Saint-Pierre et Miquelon à l'exposition de Paris 1931

© G. L. Manuel Frères

Architecte(s) : Lowson

Ce pavillon n’est assurément pas de ceux qui attirent tout d’abord le visiteur au quête de curiosités coloniales, de couleurs, de jolis motifs d’architecture ou d’étoffes chatoyantes.

Ce n’est qu’une simple maison de pêcheur, aux lignes sobres, telle que l’on peut en voir dans les îlots de l’Atlantique Nord.

Cependant, elle mérite que l’on s’y arrête quelques instants.

L’Archipel Saint-Pierre et Miquelon est une colonie “ froide ” et essentiellement “ maritime ”. Ce sont dont là les deux caractéristiques dont se sont inspirés les organisateurs et l’architecte de la participation de la colonie à Vincennes, M. Lowson, lesquels se sont bornés à présenter au public un pavillon dépourvu de toute recherche, évoquant simplement la vie rude des hommes de la mer et les produits de la pêche.

Le caractéristique du pavillon est le phare aux feux multiples, point de ralliement des navigateurs. Haut de 20 mètres, il dresse, aux bords même du lac, sa fine et élégante silhouette. La nuit, il perce les ténèbres de ses quatre-vingt mille bougies. C’est aux pieds du phare que s’élève la maison du pêcheur d’une superficie de 150 mètres carrés.

Devant le pavillon est installé un embarcadère d’où les visiteurs partent pour aller sur le Lac Daumesnil en “ doris ”, ces frêles embarcations qui servent aux “ Terreneuvas ” pour aller à la recherche du poisson.

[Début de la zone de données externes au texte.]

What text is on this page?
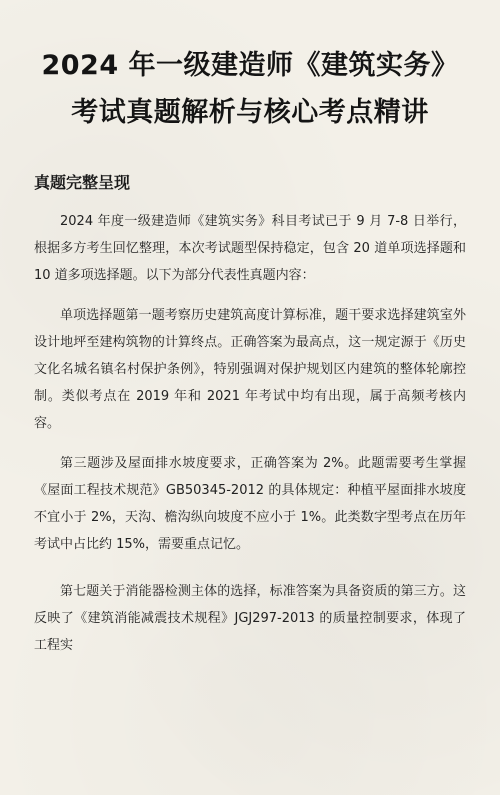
2024 年一级建造师《建筑实务》考试真题解析与核心考点精讲
真题完整呈现

2024 年度一级建造师《建筑实务》科目考试已于 9 月 7-8 日举行，根据多方考生回忆整理，本次考试题型保持稳定，包含 20 道单项选择题和 10 道多项选择题。以下为部分代表性真题内容：

单项选择题第一题考察历史建筑高度计算标准，题干要求选择建筑室外设计地坪至建构筑物的计算终点。正确答案为最高点，这一规定源于《历史文化名城名镇名村保护条例》，特别强调对保护规划区内建筑的整体轮廓控制。类似考点在 2019 年和 2021 年考试中均有出现，属于高频考核内容。

第三题涉及屋面排水坡度要求，正确答案为 2%。此题需要考生掌握《屋面工程技术规范》GB50345-2012 的具体规定：种植平屋面排水坡度不宜小于 2%，天沟、檐沟纵向坡度不应小于 1%。此类数字型考点在历年考试中占比约 15%，需要重点记忆。

第七题关于消能器检测主体的选择，标准答案为具备资质的第三方。这反映了《建筑消能减震技术规程》JGJ297-2013 的质量控制要求，体现了工程实
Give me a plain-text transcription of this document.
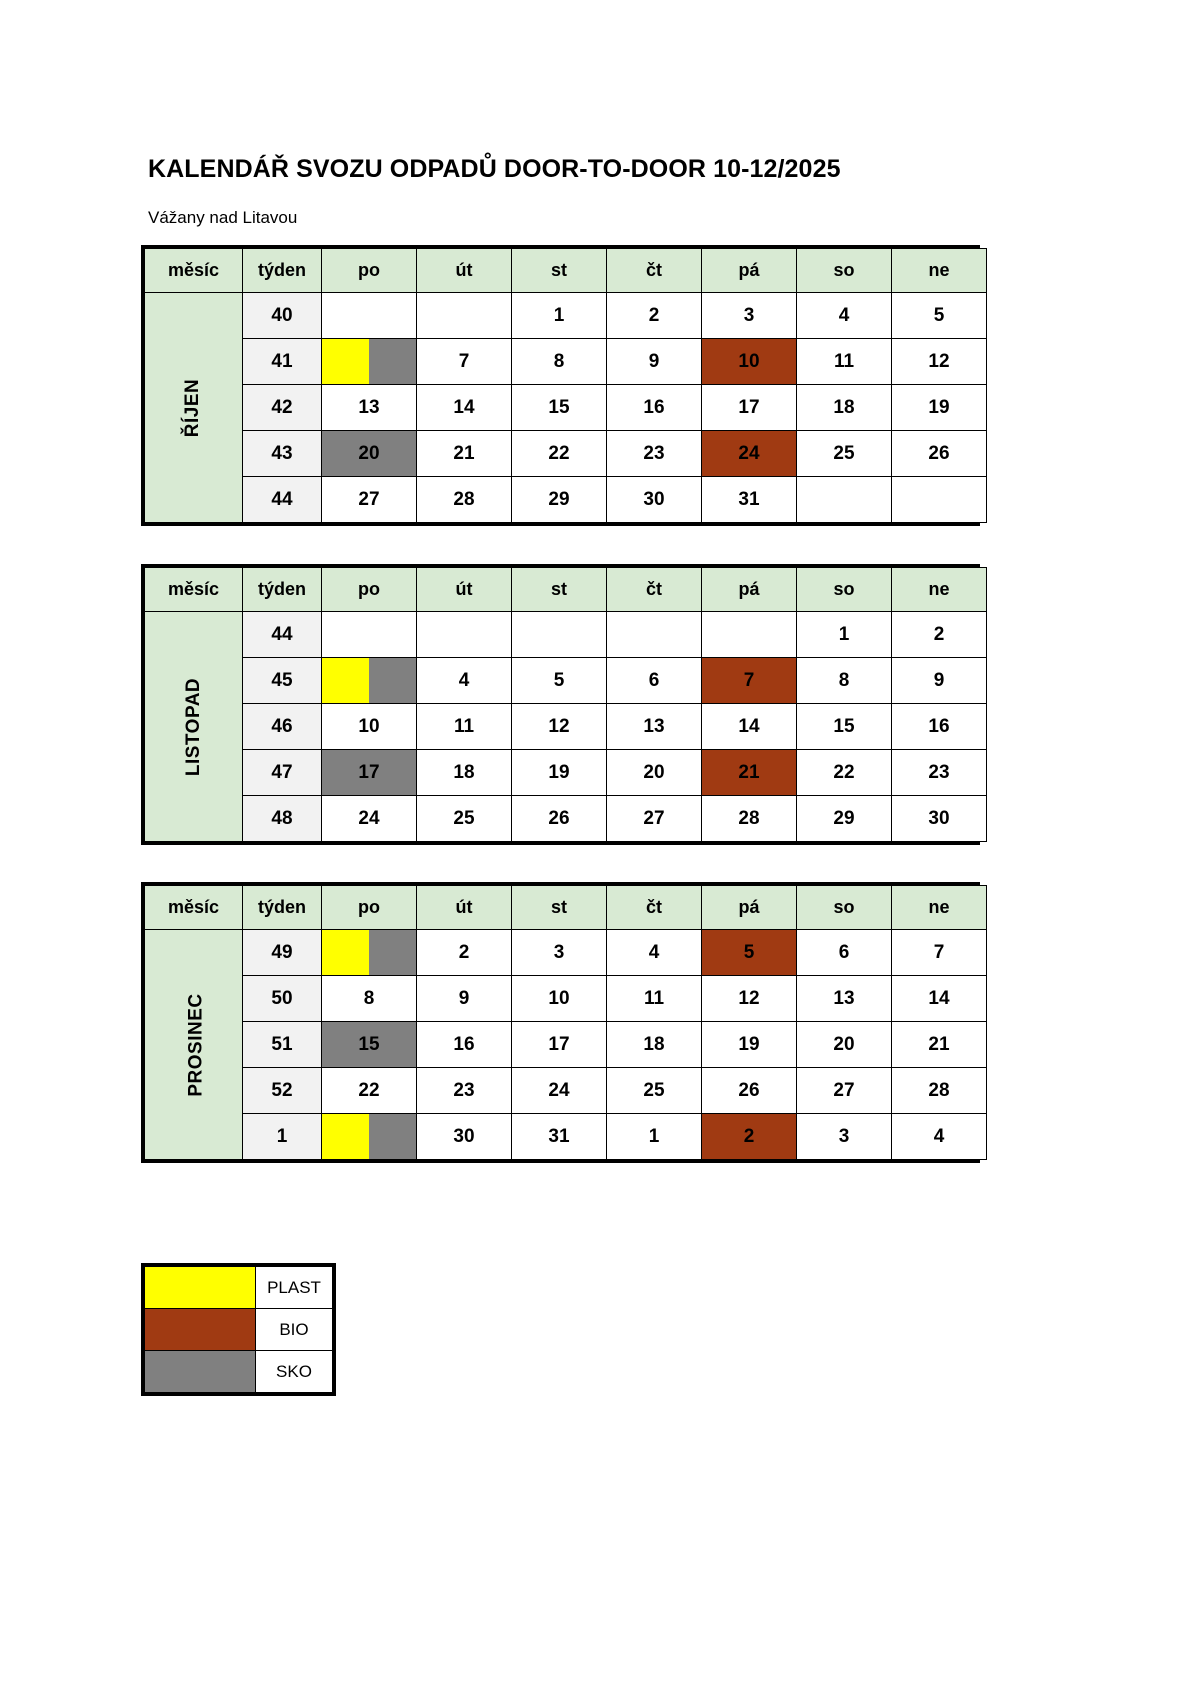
KALENDÁŘ SVOZU ODPADŮ DOOR-TO-DOOR 10-12/2025
Vážany nad Litavou
měsíc	týden	po	út	st	čt	pá	so	ne
ŘÍJEN	40			1	2	3	4	5
	41		7	8	9	10	11	12
	42	13	14	15	16	17	18	19
	43	20	21	22	23	24	25	26
	44	27	28	29	30	31		
měsíc	týden	po	út	st	čt	pá	so	ne
LISTOPAD	44						1	2
	45		4	5	6	7	8	9
	46	10	11	12	13	14	15	16
	47	17	18	19	20	21	22	23
	48	24	25	26	27	28	29	30
měsíc	týden	po	út	st	čt	pá	so	ne
PROSINEC	49		2	3	4	5	6	7
	50	8	9	10	11	12	13	14
	51	15	16	17	18	19	20	21
	52	22	23	24	25	26	27	28
	1		30	31	1	2	3	4
	PLAST
	BIO
	SKO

Des frises d’Irène F. Marie, traitées simplement en bleu et en blanc, décorent les murs du rez-de-chaussée.

Dès l’entrée, on remarque un plan des bancs de Terre-Neuve dont les reliefs sous-marins sont indiqués de façon frappante. On a ainsi une notion exacte de ce “ delta sous-marin ” du Saint-Laurent qui s’avance au large des côtes du Canada, de la Nouvelle-Europe et du Labrador à des profondeurs variant de 50 à 200 mètres, jusqu’à la rencontre des grands fonds de l’Atlantique, traversé en surface par le courant venu du pôle et celui du Golf-Stream.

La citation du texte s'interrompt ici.